What is a 2D Vector?

• 2D vector is a vector of a vector.
• 2D vectors are often treated as a matrix with “rows” and “columns” inside it. Under the hood they are actually elements of the 2D vector.
• All the properties that applies to a 1D vector is true for 2D vector as well.

Use Case of a 2D Vector?

Well a 2D vector/ Matrix is one of the most important data structures. A variety of data can be stored in matrices. One example is:

• To store the scores of 5 matches of 5 batsmen. Here we can use a 5x5 matrix where each row will be a batsman and the 5 columns in it will be his/her scores of a particular game.
• A matrix is also used to represent a graph data structure. It is called as an adjacency matrix. We will cover it in detail in some other article.

#include<bits/stdc++.h>

using namespace std;

int main()
{
    vector<vector<int>> vec1 = {
        {1,2,3,4,5},   // batsman 1
        {3,4,2,1,5},   // ...2
        {6,7,4,2,1},   // ...3
        {7,6,4,8,9},   // ...4
        {5,4,3,7,8}    // ..5
    };
}

General Syntax and Complexities of 2D Vector.
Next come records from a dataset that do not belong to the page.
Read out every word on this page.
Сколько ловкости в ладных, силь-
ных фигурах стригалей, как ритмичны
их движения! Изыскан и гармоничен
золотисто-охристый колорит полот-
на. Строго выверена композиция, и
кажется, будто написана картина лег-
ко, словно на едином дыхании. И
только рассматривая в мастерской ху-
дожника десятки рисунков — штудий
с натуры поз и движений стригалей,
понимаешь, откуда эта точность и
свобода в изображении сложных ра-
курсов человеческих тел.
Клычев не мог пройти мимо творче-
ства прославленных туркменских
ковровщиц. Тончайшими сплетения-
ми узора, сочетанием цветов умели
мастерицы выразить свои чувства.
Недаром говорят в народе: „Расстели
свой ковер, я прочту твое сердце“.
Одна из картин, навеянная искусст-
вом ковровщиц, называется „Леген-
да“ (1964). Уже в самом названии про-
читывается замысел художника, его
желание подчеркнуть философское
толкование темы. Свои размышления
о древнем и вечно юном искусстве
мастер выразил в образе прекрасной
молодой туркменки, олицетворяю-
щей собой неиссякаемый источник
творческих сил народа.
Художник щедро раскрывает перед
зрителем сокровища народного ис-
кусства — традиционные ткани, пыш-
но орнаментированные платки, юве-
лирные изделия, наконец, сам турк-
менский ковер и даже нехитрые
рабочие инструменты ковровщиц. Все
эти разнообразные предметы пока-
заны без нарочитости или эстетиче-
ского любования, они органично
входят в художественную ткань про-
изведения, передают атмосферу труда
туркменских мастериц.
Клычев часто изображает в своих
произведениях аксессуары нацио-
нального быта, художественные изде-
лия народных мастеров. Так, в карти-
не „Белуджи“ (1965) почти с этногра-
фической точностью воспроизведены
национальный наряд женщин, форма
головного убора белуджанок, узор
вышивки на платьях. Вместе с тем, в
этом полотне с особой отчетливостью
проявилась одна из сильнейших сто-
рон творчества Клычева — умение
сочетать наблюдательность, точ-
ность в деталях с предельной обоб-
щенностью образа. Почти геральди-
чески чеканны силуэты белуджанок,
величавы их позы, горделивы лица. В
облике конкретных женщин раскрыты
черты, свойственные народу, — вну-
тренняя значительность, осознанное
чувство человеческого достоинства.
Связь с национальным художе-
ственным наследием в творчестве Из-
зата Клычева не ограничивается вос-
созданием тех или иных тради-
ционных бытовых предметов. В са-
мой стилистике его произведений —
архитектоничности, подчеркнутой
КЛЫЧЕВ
• A 2D vector can be initialized in multiple ways. Just like the 1D vector, there are some useful inbuilt functions for a 2D vector as well. Talking about syntax, this is how you initialize a vector and perform some basic operations on it.

#include<bits/stdc++.h>

using namespace std;

int main()
{
    vector<vector<int>>vec2;  // initializing a vector.
    vector<vector<int>>vec3(5,vector<int>(4,0)); // initializing a vector of size 5x4 with all 0 in it.
    vec2.push_back({1,2,3,4}); // pushing a vector inside a 2d vector.

    for(int i=0;i<5;i++)
    {
        for(int j=0;j<4;j++)
        {
            vec3[i][j]=i+j;   // another way to add elements to the 2d vector.
        }
    }
}

The four major operations that you will perform is searching, inserting, accessing, and deleting. The time complexities are as follows. *- Search: O(MN)

• Insert at a particular position: O(M*N)
• Push an element in the end: O(1)
• Delete at a particular position: O(M*N)
• Pop an element: O(1) **

  Conclusion

• Well, this concludes the article. Now you have a good idea about the structure of a 2D vector, its time complexities and how it is different from 1D vector.
• This article is enough to get you started with 2d vectors. Play around with it on your IDE and explore more by yourself.